Barbara Finamore, Senior Strategic Director for Asia

Barbara Finamore is the Senior Strategic Director for Asia at the Natural Resources Defense Council (NRDC). She has nearly four decades of experience in environmental law and energy policy. In 1996, she founded NRDC’s China Program, the first clean energy program to be launched by an international NGO. She also served as President and Chair of the Professional Association for China’s Environment (PACE) and co-founder and President of the China-U.S. Energy Innovation Alliance. In 2017, Barbara was named a member of Foreign Policy’s “The U.S.-China 50,” a group of 50 individuals who are powering the world’s most complex and consequential relationship. She holds a J.D. degree with honors from Harvard Law School.

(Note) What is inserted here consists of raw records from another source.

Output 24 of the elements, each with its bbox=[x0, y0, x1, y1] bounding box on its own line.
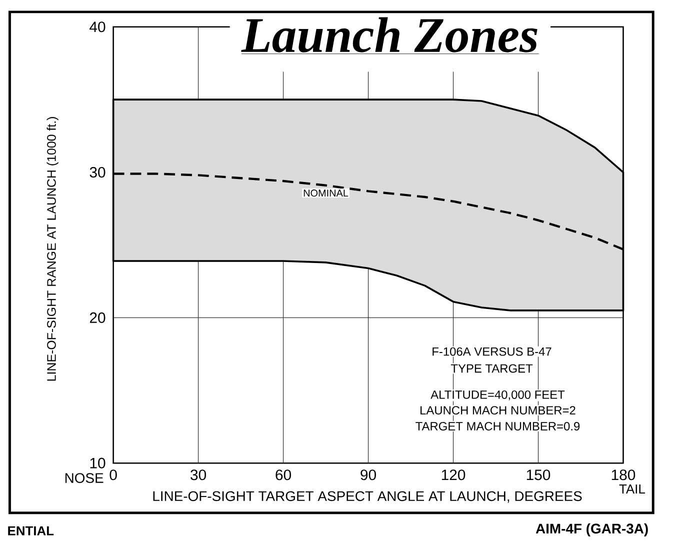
y-tick-label: 30 bbox=[90, 167, 106, 178]
y-tick-label: 20 bbox=[90, 312, 106, 324]
text: TAIL bbox=[619, 484, 645, 494]
y-axis-title: LINE-OF-SIGHT RANGE AT LAUNCH (1000 ft.) bbox=[46, 117, 58, 381]
annotation: TYPE TARGET bbox=[450, 364, 533, 373]
annotation: ALTITUDE=40,000 FEET bbox=[430, 390, 565, 400]
annotation: LAUNCH MACH NUMBER=2 bbox=[420, 406, 576, 415]
text: NOSE bbox=[65, 473, 104, 484]
x-tick-label: 120 bbox=[442, 470, 466, 480]
y-tick-label: 10 bbox=[90, 458, 106, 468]
chart-title: Launch Zones bbox=[241, 17, 538, 53]
y-tick-label: 40 bbox=[90, 22, 106, 32]
annotation: F-106A VERSUS B-47 bbox=[432, 347, 552, 356]
x-tick-label: 60 bbox=[276, 470, 291, 480]
x-tick-label: 30 bbox=[190, 470, 206, 480]
x-tick-label: 150 bbox=[526, 470, 550, 480]
x-tick-label: 0 bbox=[110, 470, 117, 480]
series-label: NOMINAL bbox=[304, 190, 348, 197]
text: ENTIAL bbox=[8, 526, 54, 536]
annotation: TARGET MACH NUMBER=0.9 bbox=[416, 422, 580, 431]
x-tick-label: 90 bbox=[360, 470, 376, 480]
x-tick-label: 180 bbox=[612, 470, 636, 480]
text: AIM-4F (GAR-3A) bbox=[536, 523, 648, 536]
x-axis-title: LINE-OF-SIGHT TARGET ASPECT ANGLE AT LAUNCH, DEGREES bbox=[153, 491, 582, 503]
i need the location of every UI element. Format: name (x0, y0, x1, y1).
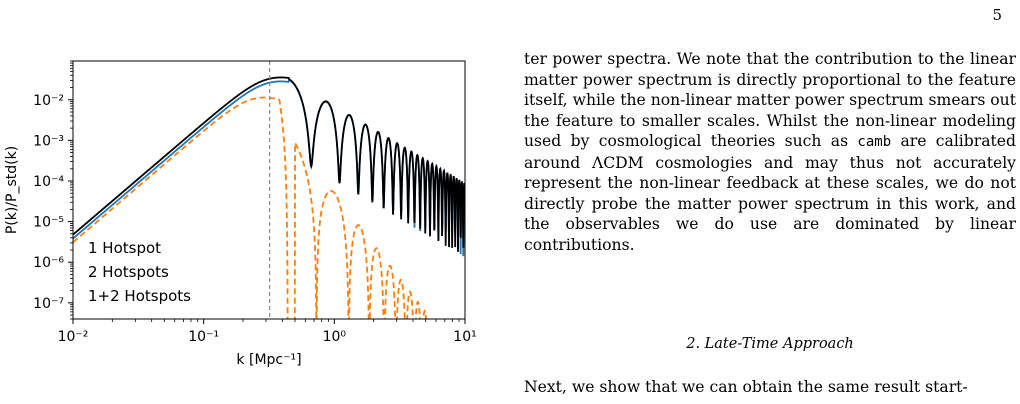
body-paragraph: ter power spectra. We note that the cont… (524, 49, 1016, 255)
x-tick-label: 10⁻² (58, 329, 89, 345)
section-heading: 2. Late-Time Approach (686, 336, 854, 352)
power-spectrum-figure: 10⁻² 10⁻¹ 10⁰ 10¹ 10⁻⁷ 10⁻⁶ 10⁻⁵ 10⁻⁴ 10⁻³ 10⁻² P… (0, 0, 490, 404)
y-tick-label: 10⁻⁴ (33, 174, 64, 190)
y-tick-label: 10⁻² (33, 93, 64, 109)
power-spectrum-chart: 10⁻² 10⁻¹ 10⁰ 10¹ 10⁻⁷ 10⁻⁶ 10⁻⁵ 10⁻⁴ 10⁻³ 10⁻² P… (4, 60, 477, 368)
y-tick-label: 10⁻³ (33, 133, 64, 149)
y-axis-label: P(k)/P_std(k) (4, 146, 20, 234)
next-paragraph: Next, we show that we can obtain the sam… (524, 378, 968, 396)
y-tick-label: 10⁻⁵ (33, 215, 64, 231)
series-2-hotspots-line (73, 96, 432, 319)
camb-code-name: camb (857, 134, 892, 150)
plot-lines (73, 61, 465, 319)
paragraph-text-part-1: ter power spectra. We note that the cont… (524, 50, 1016, 150)
legend-item-2-hotspots: 2 Hotspots (88, 263, 169, 281)
page-number: 5 (992, 6, 1002, 24)
x-tick-label: 10¹ (453, 329, 476, 345)
x-axis-label: k [Mpc⁻¹] (236, 352, 301, 368)
series-1-2-hotspots-line (73, 76, 465, 252)
x-tick-label: 10⁰ (323, 329, 347, 345)
paragraph-text-part-2: are calibrated around ΛCDM cosmologies a… (524, 132, 1016, 254)
y-tick-label: 10⁻⁷ (33, 296, 64, 312)
legend-item-1-2-hotspots: 1+2 Hotspots (88, 287, 191, 305)
plot-series (73, 76, 465, 319)
axis-ticks: 10⁻² 10⁻¹ 10⁰ 10¹ 10⁻⁷ 10⁻⁶ 10⁻⁵ 10⁻⁴ 10⁻³ 10⁻² (33, 60, 477, 345)
y-tick-label: 10⁻⁶ (33, 255, 64, 271)
x-tick-label: 10⁻¹ (188, 329, 219, 345)
legend-item-1-hotspot: 1 Hotspot (88, 239, 161, 257)
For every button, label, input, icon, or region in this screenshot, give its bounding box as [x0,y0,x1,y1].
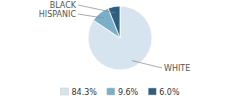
legend-item: 9.6% [107,88,139,97]
annotation-line [78,5,115,13]
legend-swatch [107,88,115,95]
legend-item: 84.3% [60,88,97,97]
legend-label: 84.3% [71,88,97,97]
legend-swatch [60,88,68,95]
annotation-line [78,14,104,18]
annotation: BLACK [50,1,77,10]
legend-item: 6.0% [148,88,180,97]
legend-swatch [148,88,156,95]
annotation-line [132,61,162,68]
annotation: WHITE [164,64,190,73]
annotations: WHITE HISPANICBLACK [39,1,190,73]
pie-slice [108,6,120,38]
chart-svg: WHITE HISPANICBLACK 84.3% 9.6% 6.0% [0,0,240,100]
chart-container: WHITE HISPANICBLACK 84.3% 9.6% 6.0% [0,0,240,100]
legend: 84.3% 9.6% 6.0% [60,88,179,97]
legend-label: 6.0% [159,88,180,97]
pie-slice [88,6,152,70]
pie: WHITE HISPANICBLACK [39,1,190,73]
annotation: HISPANIC [39,10,77,19]
legend-label: 9.6% [118,88,139,97]
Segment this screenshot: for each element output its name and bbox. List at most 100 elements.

Scott Moore, Director of the Penn Global China Program

Scott Moore is the Director of the Penn Global China Program and a political scientist whose interests center on environmental sustainability, technology, and international relations. His first book, Subnational Hydropolitics: Conflict, Cooperation, and Institution-Building in Shared River Basins, examines how climate change and other pressures affect the likelihood of conflict over water within countries. Previously, Scott was a Young Professional and Water Resources Management Specialist at the World Bank Group, and Environment, Science, Technology, and Health Officer for China at the U.S. Department of State, where he worked extensively on the Paris Agreement on climate change. Scott holds doctoral and master’s degrees from Oxford University and an undergraduate degree from Princeton. He is a Truman, Fulbright, and Rhodes Scholar.